2- la tester sur ta session usuelle
et si ca coince
sur une session neuve ( compte utilisateur neuf,)
et ici je conseille d'en faire un compte admi comme ca tu pourras tester direct des manips sans entrer à chaque fois le log de session usuelle


----------



## ntx (26 Avril 2009)

Reformater est un marteau pilon pour écraser une mouche, habitude Windowsienne à oublier.
Essaie déjà sur un nouveau compte utilisateur, ou encore de sortir de son répertoire le fichier des préférences système qui correspond aux paramètres de connexion. Le navigateur n'a rien à voir dans cette histoire.


----------



## zennnn (26 Avril 2009)

est-ce le macbook seul qui ne sait plus accéder à internet ? L'iPhone est toujours connecté ?
Es-tu certain qu'au moment du test la connexion internet de l'hôtel était active ?
Peux-tu connecter en même temps plusieurs acteurs avec le même login ?

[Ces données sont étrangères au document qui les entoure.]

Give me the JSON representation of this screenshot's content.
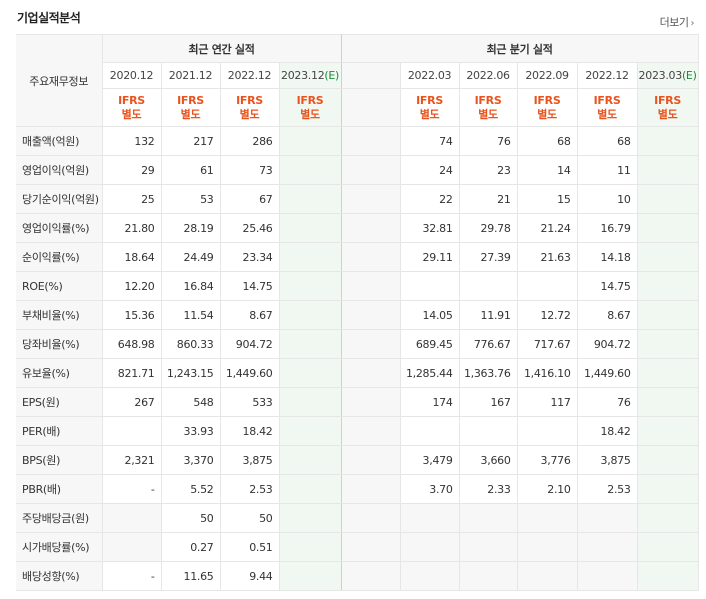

Reformater un Mac par perte de connexion internet me semble un tantinet exagéré ; on est pas sur Xp.

Tout au plus, un petit nettoyage de la pram (maintenir cmd+alt+p+r durant 3 ou 4 dong au boot du portable).

Il arrive que sur ma connexion internet privée, le modem annonce que tout va bien alors que mon provider n'est plus actif durant quelques minutes ; tu pourrais être connecté sur le réseau sans qu'internet ne soit disponible.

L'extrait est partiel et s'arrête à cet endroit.